2018 has been a big year for the stablecoins, as many alternatives to Tether have begun to launch and are now available on most popular exchanges.
These include TrueUSD, USDcoin, Paxos, Gemini’s GUSD and more. Each new coin has emerged with an aim to increase the level of transparency in the stable coin market, something that Tether has been notorious for failing to provide over the years.
As a result of this space, which is becoming more crowded, Tether’s dominance over the market has predictable weakened, from 96% before October 2018, to 73% in December.
TrueUSD, USD Coin and Paxos now all have a circulating supply north of $170 million while Gemini is trailing with nearly $85 million.

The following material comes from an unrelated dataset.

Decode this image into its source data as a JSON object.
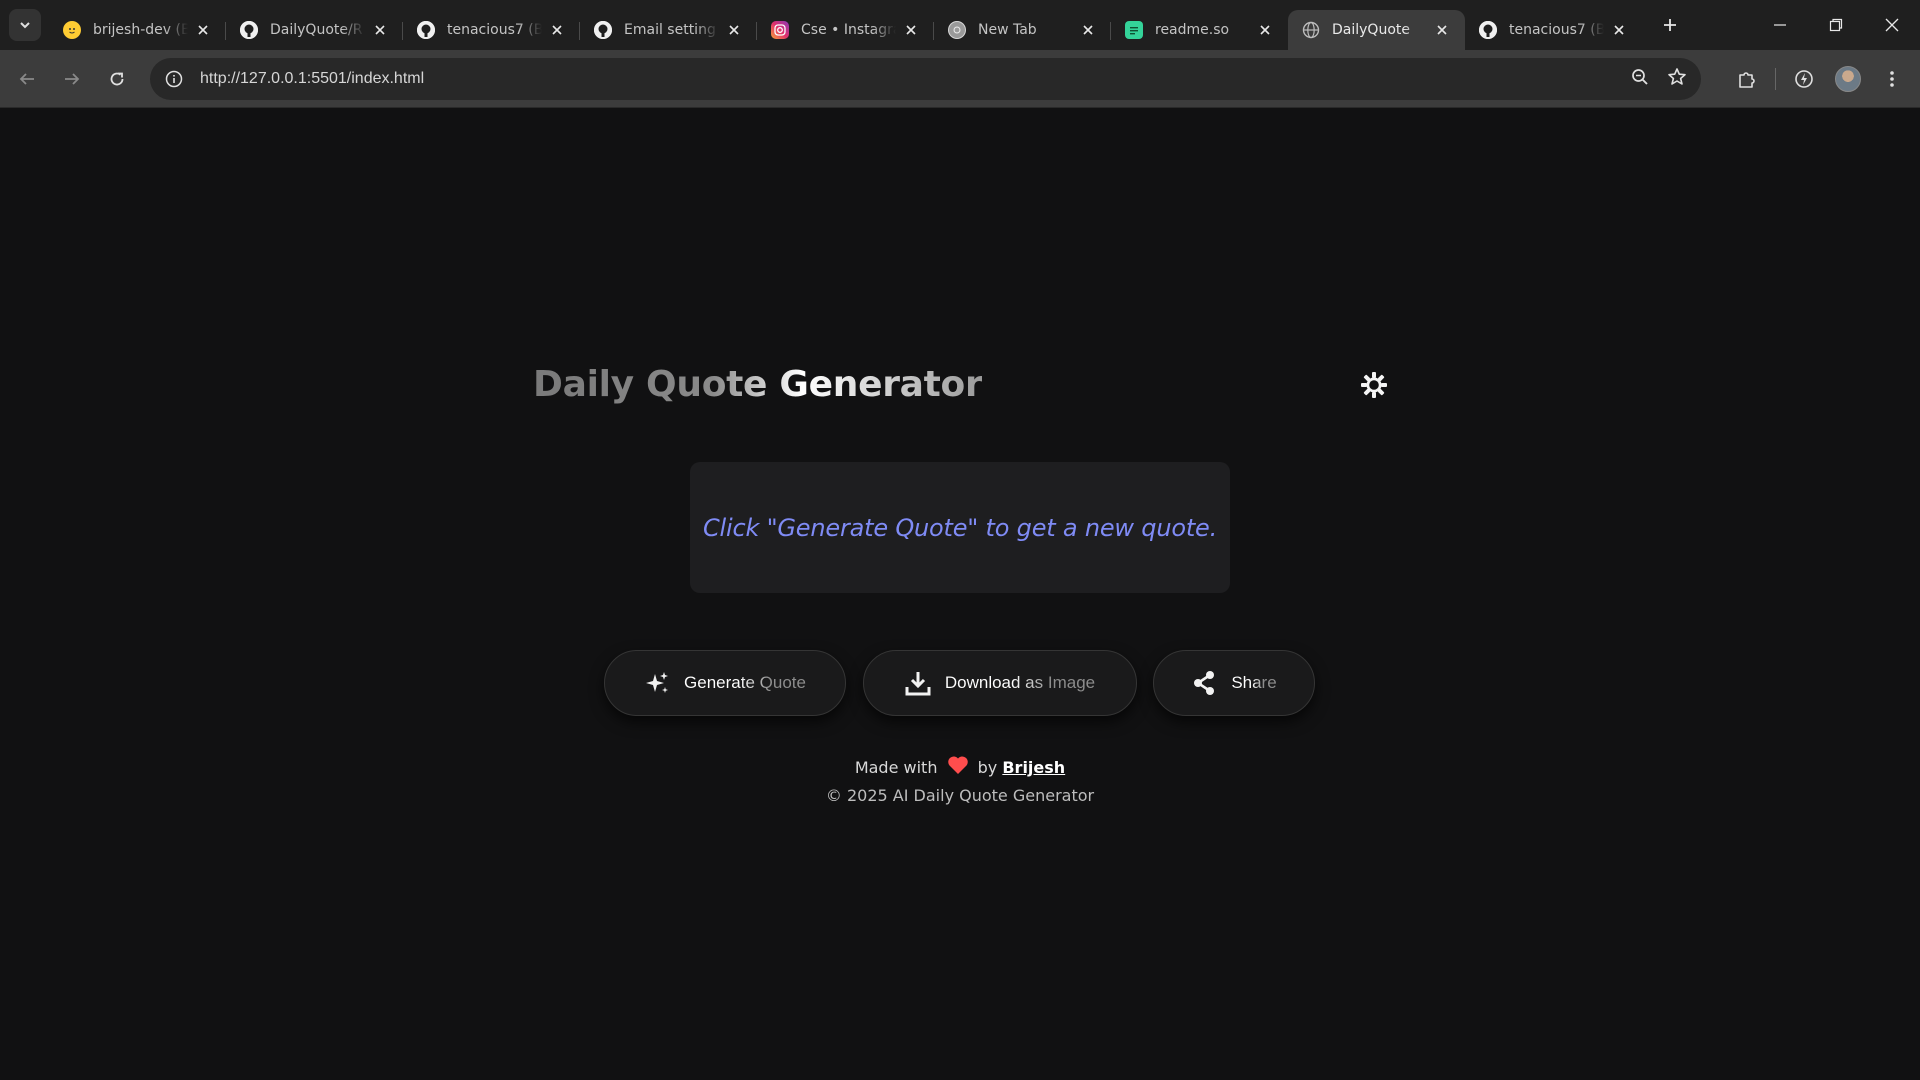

Although the idea of multiple stable coin options may seem redundant, they actually serve an important market function by reducing the overall risk of one stable coin failing to stay pegged to the USD. Smart investors who want to keep their crypto pegged to the USD will most likely divide it amongst 3 or 4 stablecoins to manage the risk of one coin experiencing volatility for whatever reason.

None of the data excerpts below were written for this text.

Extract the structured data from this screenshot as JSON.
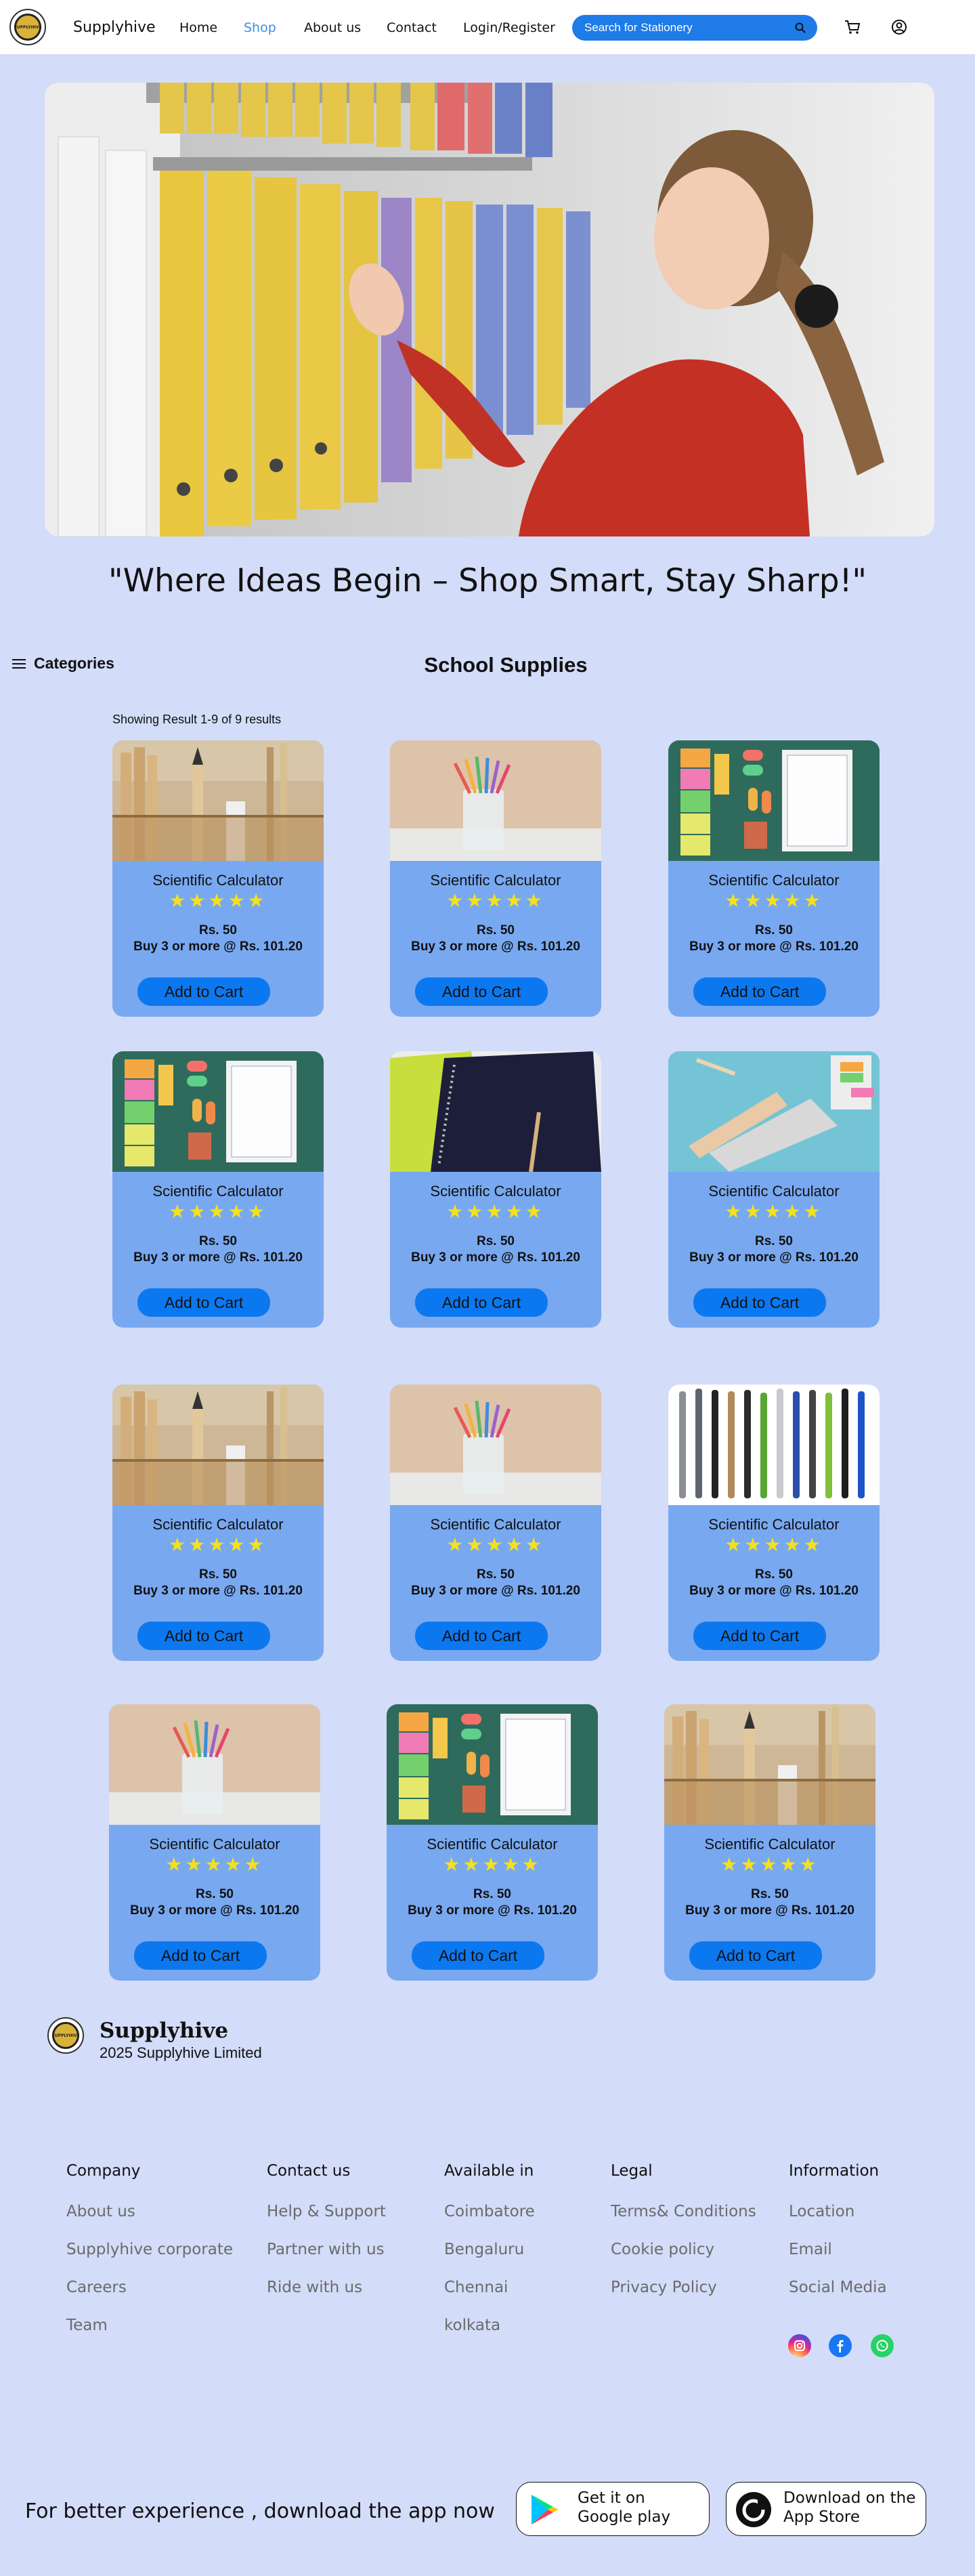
{
  "nav": {
    "brand": "Supplyhive",
    "logo_text": "SUPPLYHIVE",
    "links": [
      "Home",
      "Shop",
      "About us",
      "Contact",
      "Login/Register"
    ],
    "active_link": "Shop",
    "search_placeholder": "Search for Stationery",
    "icons": [
      "search-icon",
      "cart-icon",
      "user-icon"
    ],
    "accent_color": "#1e7be8"
  },
  "hero": {
    "tagline": "\"Where Ideas Begin – Shop Smart, Stay Sharp!\""
  },
  "categories_label": "Categories",
  "section_title": "School Supplies",
  "results_text": "Showing Result 1-9 of 9 results",
  "products": [
    {
      "name": "Scientific Calculator",
      "stars": "★★★★★",
      "price": "Rs. 50",
      "bulk": "Buy 3 or more @ Rs. 101.20",
      "button": "Add to Cart",
      "image": "ruler-pencil-holder"
    },
    {
      "name": "Scientific Calculator",
      "stars": "★★★★★",
      "price": "Rs. 50",
      "bulk": "Buy 3 or more @ Rs. 101.20",
      "button": "Add to Cart",
      "image": "colored-pencils-cup"
    },
    {
      "name": "Scientific Calculator",
      "stars": "★★★★★",
      "price": "Rs. 50",
      "bulk": "Buy 3 or more @ Rs. 101.20",
      "button": "Add to Cart",
      "image": "sticky-notes-notepad"
    },
    {
      "name": "Scientific Calculator",
      "stars": "★★★★★",
      "price": "Rs. 50",
      "bulk": "Buy 3 or more @ Rs. 101.20",
      "button": "Add to Cart",
      "image": "sticky-notes-notepad"
    },
    {
      "name": "Scientific Calculator",
      "stars": "★★★★★",
      "price": "Rs. 50",
      "bulk": "Buy 3 or more @ Rs. 101.20",
      "button": "Add to Cart",
      "image": "spiral-notebooks"
    },
    {
      "name": "Scientific Calculator",
      "stars": "★★★★★",
      "price": "Rs. 50",
      "bulk": "Buy 3 or more @ Rs. 101.20",
      "button": "Add to Cart",
      "image": "pencil-case-desk"
    },
    {
      "name": "Scientific Calculator",
      "stars": "★★★★★",
      "price": "Rs. 50",
      "bulk": "Buy 3 or more @ Rs. 101.20",
      "button": "Add to Cart",
      "image": "ruler-pencil-holder"
    },
    {
      "name": "Scientific Calculator",
      "stars": "★★★★★",
      "price": "Rs. 50",
      "bulk": "Buy 3 or more @ Rs. 101.20",
      "button": "Add to Cart",
      "image": "colored-pencils-cup"
    },
    {
      "name": "Scientific Calculator",
      "stars": "★★★★★",
      "price": "Rs. 50",
      "bulk": "Buy 3 or more @ Rs. 101.20",
      "button": "Add to Cart",
      "image": "pens-row"
    },
    {
      "name": "Scientific Calculator",
      "stars": "★★★★★",
      "price": "Rs. 50",
      "bulk": "Buy 3 or more @ Rs. 101.20",
      "button": "Add to Cart",
      "image": "colored-pencils-cup"
    },
    {
      "name": "Scientific Calculator",
      "stars": "★★★★★",
      "price": "Rs. 50",
      "bulk": "Buy 3 or more @ Rs. 101.20",
      "button": "Add to Cart",
      "image": "sticky-notes-notepad"
    },
    {
      "name": "Scientific Calculator",
      "stars": "★★★★★",
      "price": "Rs. 50",
      "bulk": "Buy 3 or more @ Rs. 101.20",
      "button": "Add to Cart",
      "image": "ruler-pencil-holder"
    }
  ],
  "footer": {
    "brand": "Supplyhive",
    "copyright": "2025 Supplyhive Limited",
    "columns": [
      {
        "title": "Company",
        "items": [
          "About us",
          "Supplyhive corporate",
          "Careers",
          "Team"
        ]
      },
      {
        "title": "Contact us",
        "items": [
          "Help & Support",
          "Partner with us",
          "Ride with us"
        ]
      },
      {
        "title": "Available in",
        "items": [
          "Coimbatore",
          "Bengaluru",
          "Chennai",
          "kolkata"
        ]
      },
      {
        "title": "Legal",
        "items": [
          "Terms& Conditions",
          "Cookie policy",
          "Privacy Policy"
        ]
      },
      {
        "title": "Information",
        "items": [
          "Location",
          "Email",
          "Social Media"
        ]
      }
    ],
    "social_icons": [
      "instagram-icon",
      "facebook-icon",
      "whatsapp-icon"
    ],
    "download_text": "For better experience , download the app now",
    "google_play": {
      "line1": "Get it on",
      "line2": "Google play"
    },
    "app_store": {
      "line1": "Download on the",
      "line2": "App Store"
    }
  }
}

The need for alternative stable coins was made very apparent when Tether experienced a 2.1% decline to the US dollar, causing rival stable coin TrueUSD to experience a 4% increase when paired with Tether. It was most likely not a coincidence that this was also the time when Tethers dominance over the stable coin market dropped from 96% to 73%.

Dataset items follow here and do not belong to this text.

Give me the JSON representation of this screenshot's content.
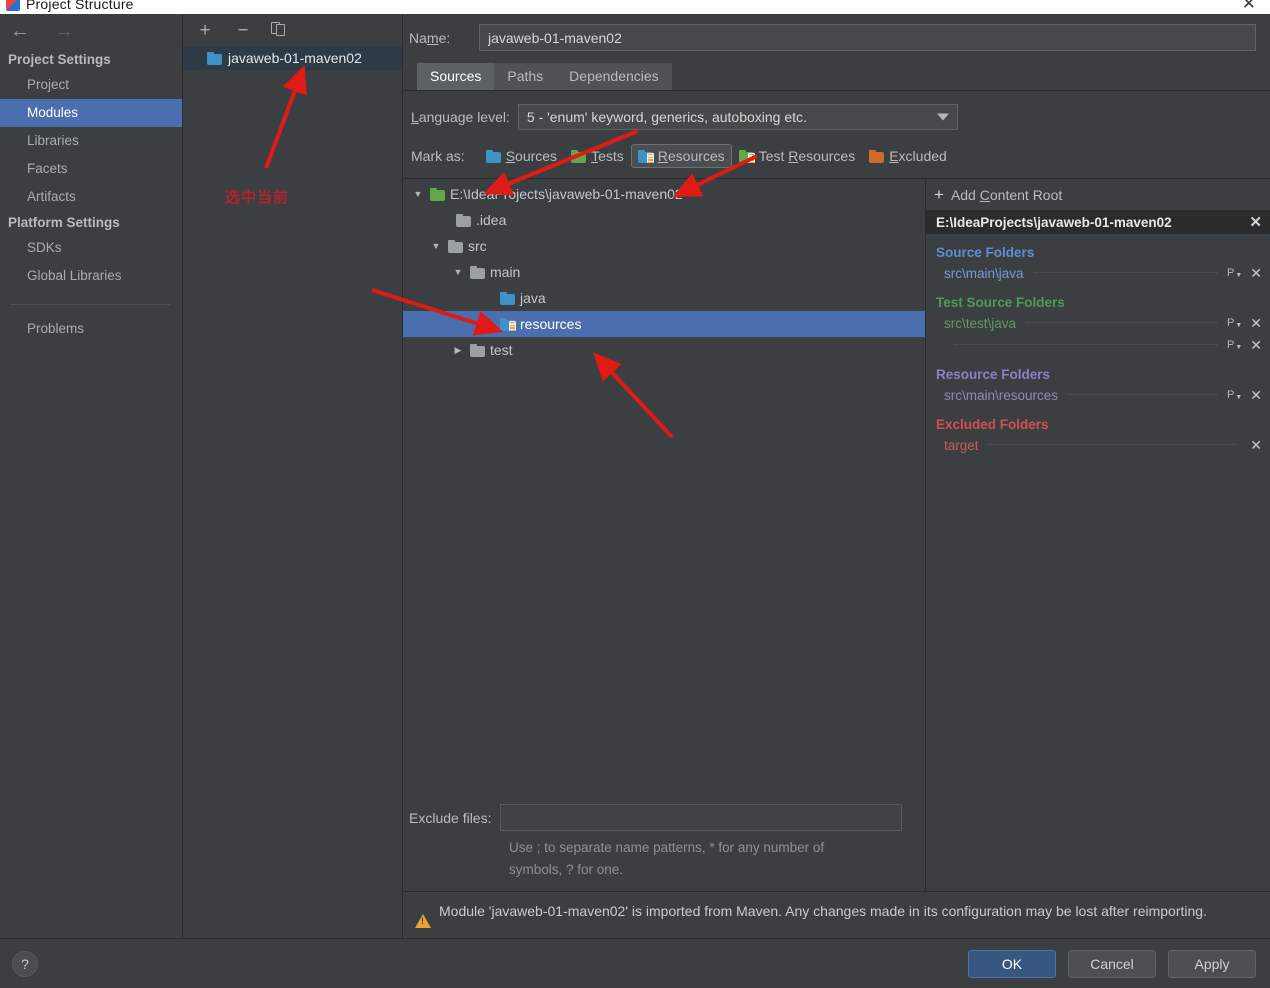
{
  "window": {
    "title": "Project Structure",
    "close_label": "✕",
    "app_icon": "intellij-idea-icon"
  },
  "nav": {
    "back_icon": "←",
    "forward_icon": "→"
  },
  "sidebar": {
    "sections": [
      {
        "title": "Project Settings",
        "items": [
          {
            "label": "Project",
            "selected": false
          },
          {
            "label": "Modules",
            "selected": true
          },
          {
            "label": "Libraries",
            "selected": false
          },
          {
            "label": "Facets",
            "selected": false
          },
          {
            "label": "Artifacts",
            "selected": false
          }
        ]
      },
      {
        "title": "Platform Settings",
        "items": [
          {
            "label": "SDKs",
            "selected": false
          },
          {
            "label": "Global Libraries",
            "selected": false
          }
        ]
      }
    ],
    "problems_label": "Problems"
  },
  "modules_panel": {
    "toolbar": {
      "add_label": "+",
      "remove_label": "−",
      "copy_label": "copy-icon"
    },
    "modules": [
      {
        "label": "javaweb-01-maven02",
        "selected": true
      }
    ],
    "annotation": "选中当前"
  },
  "module_editor": {
    "name_label_pre": "Na",
    "name_label_mnemonic": "m",
    "name_label_post": "e:",
    "name_value": "javaweb-01-maven02",
    "tabs": [
      {
        "label": "Sources",
        "active": true
      },
      {
        "label": "Paths",
        "active": false
      },
      {
        "label": "Dependencies",
        "active": false
      }
    ],
    "language_level": {
      "label_mnemonic": "L",
      "label_rest": "anguage level:",
      "value": "5 - 'enum' keyword, generics, autoboxing etc.",
      "caret_icon": "chevron-down-icon"
    },
    "mark_as": {
      "label": "Mark as:",
      "buttons": [
        {
          "pre": "",
          "mnemonic": "S",
          "post": "ources",
          "icon": "folder-blue-icon",
          "kind": "blue",
          "pressed": false
        },
        {
          "pre": "",
          "mnemonic": "T",
          "post": "ests",
          "icon": "folder-green-icon",
          "kind": "green",
          "pressed": false
        },
        {
          "pre": "",
          "mnemonic": "R",
          "post": "esources",
          "icon": "folder-resources-icon",
          "kind": "blue-res",
          "pressed": true
        },
        {
          "pre": "Test ",
          "mnemonic": "R",
          "post": "esources",
          "icon": "folder-test-resources-icon",
          "kind": "green-res",
          "pressed": false
        },
        {
          "pre": "",
          "mnemonic": "E",
          "post": "xcluded",
          "icon": "folder-orange-icon",
          "kind": "orange",
          "pressed": false
        }
      ]
    },
    "tree": [
      {
        "label": "E:\\IdeaProjects\\javaweb-01-maven02",
        "indent": 0,
        "twist": "▼",
        "icon": "folder-green-icon",
        "kind": "green",
        "selected": false
      },
      {
        "label": ".idea",
        "indent": 1,
        "twist": "",
        "icon": "folder-gray-icon",
        "kind": "gray",
        "selected": false
      },
      {
        "label": "src",
        "indent": 1,
        "twist": "▼",
        "icon": "folder-gray-icon",
        "kind": "gray",
        "selected": false
      },
      {
        "label": "main",
        "indent": 2,
        "twist": "▼",
        "icon": "folder-gray-icon",
        "kind": "gray",
        "selected": false
      },
      {
        "label": "java",
        "indent": 3,
        "twist": "",
        "icon": "folder-blue-icon",
        "kind": "blue",
        "selected": false
      },
      {
        "label": "resources",
        "indent": 3,
        "twist": "",
        "icon": "folder-resources-icon",
        "kind": "blue-res",
        "selected": true
      },
      {
        "label": "test",
        "indent": 2,
        "twist": "▶",
        "icon": "folder-gray-icon",
        "kind": "gray",
        "selected": false
      }
    ],
    "exclude_files": {
      "label": "Exclude files:",
      "value": "",
      "hint_line1": "Use ; to separate name patterns, * for any number of",
      "hint_line2": "symbols, ? for one."
    },
    "warning": "Module 'javaweb-01-maven02' is imported from Maven. Any changes made in its configuration may be lost after reimporting."
  },
  "content_roots": {
    "add_label_pre": "Add ",
    "add_label_mnemonic": "C",
    "add_label_post": "ontent Root",
    "add_icon": "plus-icon",
    "root_path": "E:\\IdeaProjects\\javaweb-01-maven02",
    "root_close_icon": "✕",
    "groups": [
      {
        "title": "Source Folders",
        "kind": "src",
        "color": "#5e8dd6",
        "entries": [
          {
            "path": "src\\main\\java",
            "has_package_prefix": true,
            "has_remove": true
          }
        ]
      },
      {
        "title": "Test Source Folders",
        "kind": "test",
        "color": "#4f9a56",
        "entries": [
          {
            "path": "src\\test\\java",
            "has_package_prefix": true,
            "has_remove": true
          },
          {
            "path": "",
            "has_package_prefix": true,
            "has_remove": true
          }
        ]
      },
      {
        "title": "Resource Folders",
        "kind": "res",
        "color": "#8b7fc6",
        "entries": [
          {
            "path": "src\\main\\resources",
            "has_package_prefix": true,
            "has_remove": true
          }
        ]
      },
      {
        "title": "Excluded Folders",
        "kind": "exc",
        "color": "#d2504f",
        "entries": [
          {
            "path": "target",
            "has_package_prefix": false,
            "has_remove": true
          }
        ]
      }
    ]
  },
  "footer": {
    "help_label": "?",
    "buttons": [
      {
        "label": "OK",
        "primary": true
      },
      {
        "label": "Cancel",
        "primary": false
      },
      {
        "label": "Apply",
        "primary": false
      }
    ]
  },
  "colors": {
    "window_bg": "#3c3f41",
    "selection_blue": "#4b6eaf",
    "primary_button": "#365880",
    "annotation_red": "#c9202a",
    "warning_amber": "#e8a33d",
    "source_blue": "#5e8dd6",
    "test_green": "#4f9a56",
    "resource_purple": "#8b7fc6",
    "excluded_red": "#d2504f"
  }
}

What’s also very interesting to observe about Stable coins is the positions that each hold on the crypto’s Coinmarketcap list:
- Gemini is #48 with a market cap of $88 million
- Paxos is #28 with a market cap of $178 million
- USD coin is #26 with a market cap of $194 million
- TrueUSD is #25 with a market cap of $209 million
- Tether is #8 with a market cap of $1.8 billion
This means that we have a combined market cap of $2.46 billion for the top 5 stable coins, which places the total value of these 5 stablecoins at #4 behind only Ethereum, XRP and Bitcoin:
Since all of these stable coins are pegged 1-to-1 with the US dollar, this data is an indicator proving the demand for US dollars among crypto investors. The bear market is likely a significant contributing factor to the rise of stable coins, and we can anticipate that a bull run would push their combined market cap a lot further down as investors would feel more confident in placing their funds back in cryptocurrencies that are experiencing upward volatility.